Vienna’s NEUJAHRSKONZERT – born in 1939 and still going strong
Salute to Vienna draws from the magic of Vienna’s beloved New Year’s Day tradition-a celebration of the music, art and salon days that harken back to the time when Johann Strauss and his contemporaries were alive. (1825-1899) Our North American version has its own unique appeal, being produced almost simultaneously in no less than 20 cities, in the United States and Canada in the continent’s most significant venues. Our aim is to capture the joy and phenomenon of this world-class event.
Salute to Vienna showcases the connection between the Vienna Philharmonic and Vienna’s renowned “Waltz King”, Johann Strauss Jr. (1825-1899). In 1921, the Vienna Philharmonic Orchestra played Strauss’ famous Blue Danube at the unveiling of the composer’s memorial in Vienna City Park. This homage was the first step in the growing association between the Philharmonic and Johann Strauss. In 1925, to celebrate the centenary of his birth, the Philharmonic honored the Waltz King in a succession of sensational performances, which included a Strauss tribute in the city’s foremost concert hall, the Musikverein, to mark the close of the jubilee year. The ensuing years brought about a veritable Strauss renaissance, and assured the composer a firm position in the repertoire of the Vienna Philharmonic Orchestra.
In 1939 a decisive step marked the establishment of the New Year’s Concert.-NEUJAHRSKONZERT. On the morning of December 31st, Clemens Krauss conducted the “First Extraordinary Strauss Concert” of the Philharmonic in the Musikverein’s Golden Hall. The next concert of this sort took place not on New Year’s Eve, but on New Year’s Day.
On January 1, 1941, Krauss directed the first New Year’s Concert of the Vienna Philharmonic. The concerts continued under his inspired direction and vision until the conductor’s death in 1954. Subsequently, Willi Boskovsky, first concertmaster of the Philharmonic since 1949, took over the direction of the New Year’s Concert at the orchestra’s request.
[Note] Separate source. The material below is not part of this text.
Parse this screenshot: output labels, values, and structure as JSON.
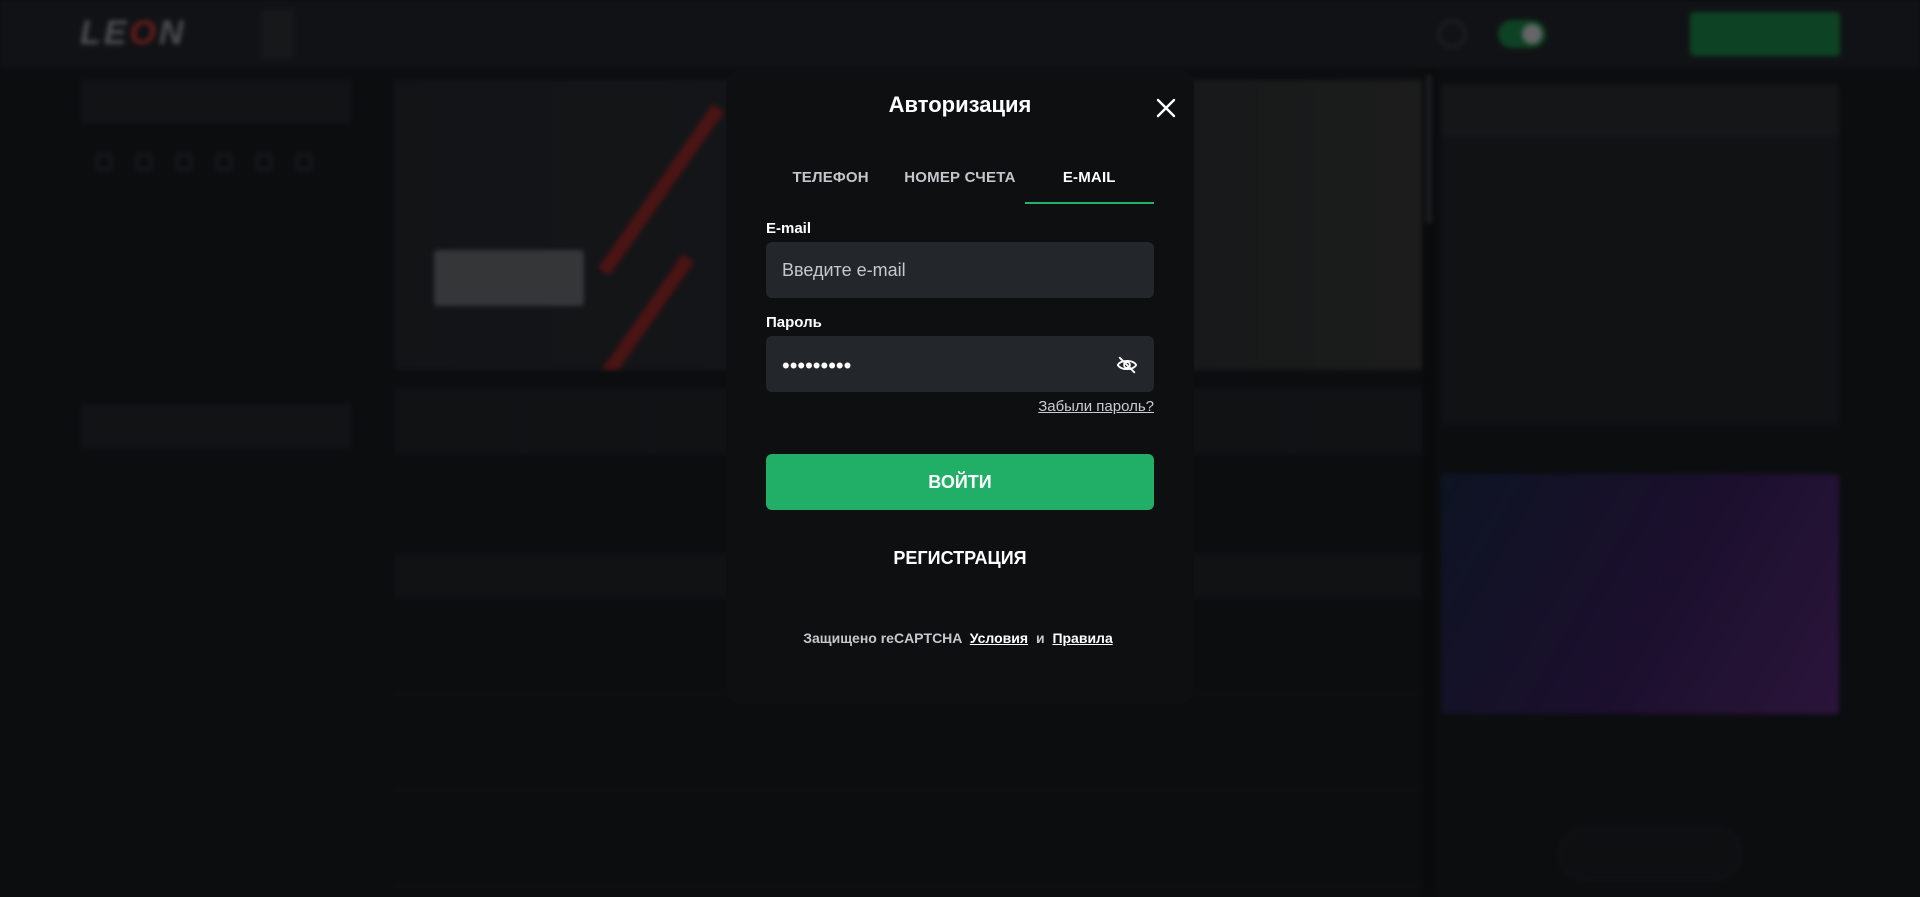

The name of Boskovsky represented, and continues to represent, both tradition and the dynamic onset of the ensemble’s maturity. Boskovsky and the Philharmonic have communicated to millions of viewers that very special and unmistakable style of playing, imprecise and accurate at the same time, which can only be described as “Viennese.”
Salute to Vienna honours this heritage and is proud to keep the legacy alive, spreading the joy throughout North America.